Deregulation in favor of oil companies and builders - "Tracking deregulation in the Trump era" is a project of the Brookings research center, a real-time monitoring of suspended and repealed regulations, canceled policies and new addresses in categories such as environment, health, work, promoted by the Trump administration. The last two innovations, approved last week, concern the environment: the reduction of royalties for the exploitation of mineral deposits on federal land, a regulatory framework that the Bureau of Land Management has described as "excessively restrictive, inflexible and burdensome, and a new rule that allows for timber harvesting and road construction in Alaska's national forests, including Tongass, the country's largest forest, granting exemptions to the protection of roadless areas. Almost one hundred standards have already been eliminated or are in the process of being eliminated in the field of air and emissions, water pollution, drilling and toxic substances, with obvious economic consequences. In a White House conference, Trump said, “In our first 11 months, we canceled or suspended over 1,500 planned regulations, far more than any previous president. And you see the results when you look at the stock market, when you look at the results of the companies and when you see the companies that come back to our country. Instead of eliminating two old norms for each new norm, we have eliminated 22 for each ”.


Tax cuts for the wealthiest - Deregulation has been accompanied by a massive tax cut. At the end of 2017, Trump cut personal income tax, including a 3% cut for people in the upper income bracket, but especially corporate taxes, bringing the rate from 35% to 21%. . The declared goal was to bring home the companies that had relocated to save on taxes, encouraging investments and promising an increase in average household income of at least $ 4,000 a year. The expected explosion of investments, however, did not happen. An International Monetary Fund analysis of Fortune 500 companies reported that only 20% of the companies' increased liquidity ended up in research and development, while 80% returned to investors through buybacks, dividends or others. adjustments to asset management. According to data from the St. Louis Federal Reserve, corporate tax revenues have fallen by more than 40 percent since the reform was approved.

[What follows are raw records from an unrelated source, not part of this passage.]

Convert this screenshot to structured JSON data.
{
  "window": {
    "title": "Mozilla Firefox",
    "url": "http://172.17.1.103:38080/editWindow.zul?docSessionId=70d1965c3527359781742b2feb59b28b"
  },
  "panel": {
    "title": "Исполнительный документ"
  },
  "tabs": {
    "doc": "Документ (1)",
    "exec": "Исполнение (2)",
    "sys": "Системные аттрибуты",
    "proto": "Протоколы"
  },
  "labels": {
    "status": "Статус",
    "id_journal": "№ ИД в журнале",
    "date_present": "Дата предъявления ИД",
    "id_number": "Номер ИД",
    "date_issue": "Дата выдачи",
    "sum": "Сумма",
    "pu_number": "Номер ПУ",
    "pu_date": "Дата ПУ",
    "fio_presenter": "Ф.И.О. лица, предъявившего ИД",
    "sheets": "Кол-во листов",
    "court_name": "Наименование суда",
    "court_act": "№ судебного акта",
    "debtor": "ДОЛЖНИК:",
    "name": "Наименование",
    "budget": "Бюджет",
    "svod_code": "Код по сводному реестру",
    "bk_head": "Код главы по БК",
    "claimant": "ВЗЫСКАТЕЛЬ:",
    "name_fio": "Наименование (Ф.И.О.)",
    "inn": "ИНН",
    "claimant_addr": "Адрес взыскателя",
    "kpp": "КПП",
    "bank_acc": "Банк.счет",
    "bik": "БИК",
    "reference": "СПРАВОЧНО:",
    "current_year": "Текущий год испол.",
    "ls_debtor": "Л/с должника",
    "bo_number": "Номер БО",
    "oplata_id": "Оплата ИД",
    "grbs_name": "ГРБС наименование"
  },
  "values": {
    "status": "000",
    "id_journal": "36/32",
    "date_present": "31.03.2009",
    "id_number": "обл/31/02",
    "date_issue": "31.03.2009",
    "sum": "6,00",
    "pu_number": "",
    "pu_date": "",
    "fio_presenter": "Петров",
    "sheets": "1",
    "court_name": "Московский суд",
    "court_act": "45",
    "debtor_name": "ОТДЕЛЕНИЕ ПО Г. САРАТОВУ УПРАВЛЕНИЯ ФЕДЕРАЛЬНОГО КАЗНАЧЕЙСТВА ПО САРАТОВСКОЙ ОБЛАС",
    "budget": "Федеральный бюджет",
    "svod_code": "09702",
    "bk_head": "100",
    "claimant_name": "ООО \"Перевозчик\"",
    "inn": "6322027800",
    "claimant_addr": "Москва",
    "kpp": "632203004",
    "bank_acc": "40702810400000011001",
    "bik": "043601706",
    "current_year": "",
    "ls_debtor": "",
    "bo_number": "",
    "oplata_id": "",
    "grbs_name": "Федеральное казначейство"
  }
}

But the tariffs have reduced exports and inflated the deficit - Fewer rules and fewer taxes should have caused an economic expansion that has only partially occurred. And one of the reasons that had the most impact was the new trade policy, which targeted the trade deficit of nearly 800 billion a year, which at the end of 2019 was just over 600 billion. Having started with steel to reinvigorate the declining industry, Trump ended up imposing tariffs on many other products and on many more countries than expected, and in a second phase clashing unreservedly with Beijing. China and the European Union have thus in turn imposed duties without discounts on American products, favoring employment growth, but with significant repercussions on exports.


And so public spending was driving growth. Last year, and until 2021, Trump promoted the suspension of the ceiling set in 2011, allowing the federal debt and deficit to increase beyond measure. Deficit has already grown due to the 2017 tax cuts worth 1.5 trillion, and the increase in spending, especially for defense, with a military maxi-budget reaching almost 750 billion dollars this year. Before, of course, the Covid storm hit, adding the $ 2.2 trillion from March's Cares Act to the bill.